Today’s Talk on Editorials November 18, 2017- Civils360
The superbugs of Hyderabad- The Hindu
Antibiotic resistance is arguably the biggest threat to global health in the 21st century. In 2014, around 700,000 people across the world died due to infections that evaded antibiotics, a number that is estimated to touch 10 million by 2050.
A big driver of resistance is the overuse of these drugs. When people take antibiotics they don’t need, for a viral flu, for instance, the bacteria in their body learn to tolerate these drugs by acquiring resistance genes. But resistance genes don’t come out of nowhere — some of them have existed for decades in soil and water, helping environmental bacteria fight natural antibiotics.
Studies in Hyderabad’s pharmaceutical cluster now show that the large doses of man-made antibiotics in pollution hotspots like Kazipally force these environmental bacteria to evolve by boosting the numbers of resistance genes. When human pathogens like Staphylococcus aureus (which causes skin and respiratory infections), mix with these environmental bacteria, they borrow these genes freely, making them potential killers.

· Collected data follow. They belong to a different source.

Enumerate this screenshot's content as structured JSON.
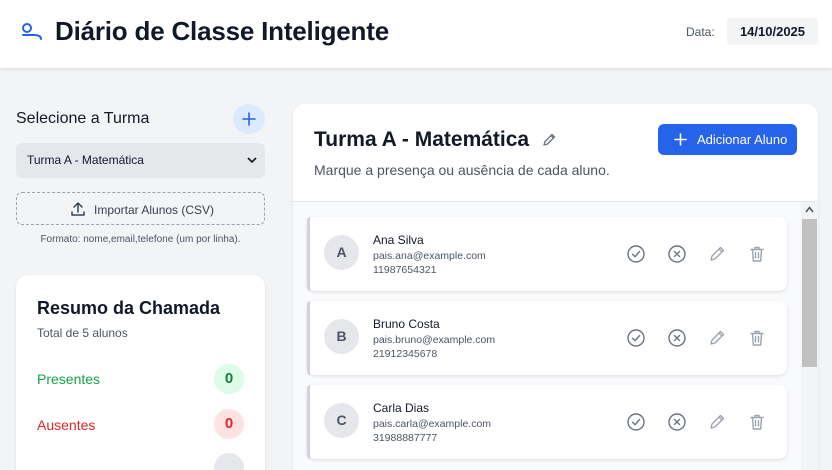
{
  "header": {
    "app_title": "Diário de Classe Inteligente",
    "date_label": "Data:",
    "date_value": "14/10/2025"
  },
  "sidebar": {
    "select_label": "Selecione a Turma",
    "selected_class": "Turma A - Matemática",
    "import_label": "Importar Alunos (CSV)",
    "format_hint": "Formato: nome,email,telefone (um por linha)."
  },
  "summary": {
    "title": "Resumo da Chamada",
    "subtitle": "Total de 5 alunos",
    "present_label": "Presentes",
    "present_count": "0",
    "absent_label": "Ausentes",
    "absent_count": "0"
  },
  "main": {
    "class_title": "Turma A - Matemática",
    "subtitle": "Marque a presença ou ausência de cada aluno.",
    "add_student_label": "Adicionar Aluno"
  },
  "students": [
    {
      "initial": "A",
      "name": "Ana Silva",
      "email": "pais.ana@example.com",
      "phone": "11987654321"
    },
    {
      "initial": "B",
      "name": "Bruno Costa",
      "email": "pais.bruno@example.com",
      "phone": "21912345678"
    },
    {
      "initial": "C",
      "name": "Carla Dias",
      "email": "pais.carla@example.com",
      "phone": "31988887777"
    }
  ],
  "icons": {
    "logo": "key-icon",
    "add_class": "plus-icon",
    "import": "upload-icon",
    "present": "check-circle-icon",
    "absent": "x-circle-icon",
    "edit": "pencil-icon",
    "delete": "trash-icon"
  },
  "colors": {
    "primary": "#2563eb",
    "present": "#16a34a",
    "absent": "#dc2626"
  }
}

During interviews with The Hindu , industry officials argued that pollution from pharma companies was a thing of the past. Since 2006, when Larsson’s group began its work, much has changed in the Hyderabad cluster. Around 86 of the 220 bulk drug makers in Hyderabad today have zero liquid discharge facilities, which means that they recycle all the liquid effluent. The only waste they generate is solid, which is incinerated or buried in landfills.
Zero liquid discharge is good, but not a panacea for pollution.The seepage of contaminated water from drug manufacturers is common during rains. Such seepage could be why pollution persists in ponds and lakes, despite the upgrades of the last decade.
If seepages still plague the pharma industry, so does the illegal dumping of effluents. Companies without zero liquid discharge, which are required to ship their effluent to common treatment plants like the PETL(Patancheru Enviro Tech Limited ), don’t always toe the line. One reason is that they are hoping to cut costs. It costs around Rs. 7,000 to treat a 10 kilolitre tank of effluent with low levels of dissolved solids at PETL.
The Musi originates west of Hyderabad in the Anantagiri hills, cuts across the city and joins the river Krishna before emptying into the Bay of Bengal. From a river that inundated great parts of Hyderabad city in a major flood in 1908, the Musi has turned into a drain today. The Osman Sagar and Himayath Sagar dams that were constructed to prevent a recurrence of a 1908-like event have tamed its flow to a trickle, meaning that the river consists almost entirely of sewage.It is to this river that a pipeline brings treated discharge from PETL today.
PETL and other common effluent treatment plants are still pumping out large amounts of antibiotics because the levels in the Amberpet inlet cannot be explained by domestic sewage.What’s also evident is that companies are dumping effluent illegally into the Musi, which explains the levels at Musarambagh.
Even as evidence of antibiotic pollution builds up, government regulations are taking time to catch up with it. As of today, India does not limit antibiotics in pharma waste water .Few countries do. India’s first concrete move to tackle the problem was the 2017 National Action Plan for Antimicrobial Resistance, which talks about imposing limits on antibiotics in industrial waste. But a member of the Central Pollution Control Board, tasked with deciding on these limits, told The Hindu that these regulations are at least three years away.
What India needs to keep in mind, though, is that the cost of antibiotic resistance will be enormous for both the country and the world. One estimate puts the expense of treating a resistant bloodstream infection at Rs. 42,000 more than a susceptible infection. This could devastate thehealth-care system,which today takes antibiotics for granted. In contrast, the cost of better pollution-control isn’t that high. Even companies in Hyderabad admit that complying with pollution norms doesn’t need more than 3-4% of the production cost.